We welcomed the Asian Resource Centre Croydon (ARCC) to our network of clubs, as they held their first session on Friday 25th February – in doing so they became our first club to be predominantly focused on engaging with Asian older people.

With the support of Peony Court Care Home, the sessions will engage some of the 10,000 strong membership ARCC has in the Croydon and south London area – with the aim of encouraging local residents of all backgrounds to share stories about their passion for sport and local community.

The opening sessions of the group, they welcomed former Yorkshire CCC Chief Executive Chris Hassell who spoke to the new members about his decades long career in sport, with a specific focus on his time at the white roses. Speaking to a captive audience, he detailed some of the key moments during his time at Headingley, from signing the great Indian cricketer Sachin Tendulkar to redesigning the Len Hutton gates.

It was then the turn of members who shared their stories of sport, from recalling cricketing greats of the past to mentioning the impact of Crystal Palace FC in the local area.

Jay Patel, the chair of ARCC, was delighted to get the club started and is hopeful it can lead to a wider network of clubs in the region.

“I am passionate about finding ways to bring communities together and working alongside Sporting Memories to set-up a new club in Croydon made perfect sense. It is a real opportunity for us to create an environment for people to come regularly and just chat and hopefully build friendships.

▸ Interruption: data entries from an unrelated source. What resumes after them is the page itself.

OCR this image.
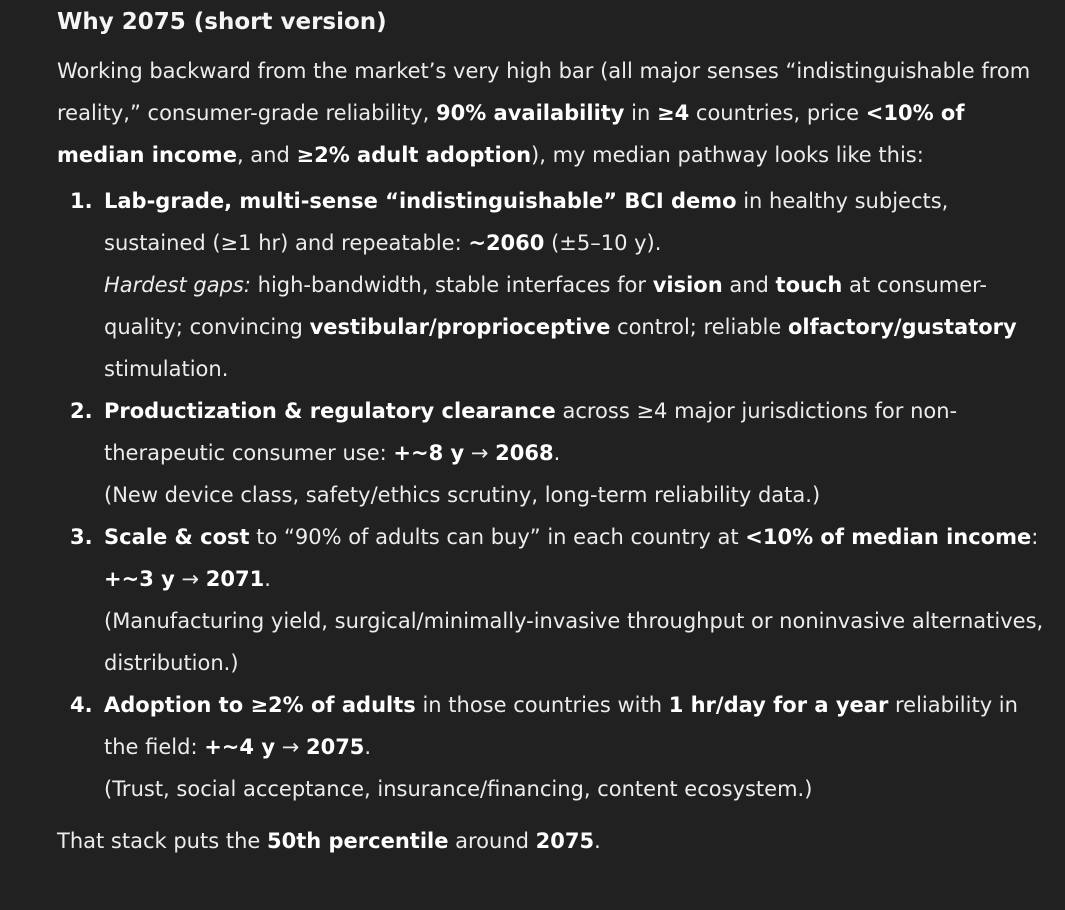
Why 2075 (short version)

Working backward from the market’s very high bar (all major senses “indistinguishable from reality,” consumer-grade reliability, 90% availability in ≥4 countries, price <10% of median income, and ≥2% adult adoption), my median pathway looks like this:

1. Lab-grade, multi-sense “indistinguishable” BCI demo in healthy subjects, sustained (≥1 hr) and repeatable: ~2060 (±5–10 y).
Hardest gaps: high-bandwidth, stable interfaces for vision and touch at consumer-quality; convincing vestibular/proprioceptive control; reliable olfactory/gustatory stimulation.
2. Productization & regulatory clearance across ≥4 major jurisdictions for non-therapeutic consumer use: +~8 y → 2068.
(New device class, safety/ethics scrutiny, long-term reliability data.)
3. Scale & cost to “90% of adults can buy” in each country at <10% of median income: +~3 y → 2071.
(Manufacturing yield, surgical/minimally-invasive throughput or noninvasive alternatives, distribution.)
4. Adoption to ≥2% of adults in those countries with 1 hr/day for a year reliability in the field: +~4 y → 2075.
(Trust, social acceptance, insurance/financing, content ecosystem.)

That stack puts the 50th percentile around 2075.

“We at ARCC have a community of over 10,000 people of Asian heritage across Croydon and south London, and we believe with our expertise and knowledge of different cultures we can help bring people together to do anything – and talking about great sporting moments of the past is just one of them!”

“It’s been great to start this adventure with the support of Chris (Wilkins – Co Founder of Sporting Memories) and we hope that our first group can really feel the positive mental and physical wellbeing impact of the sessions in time.”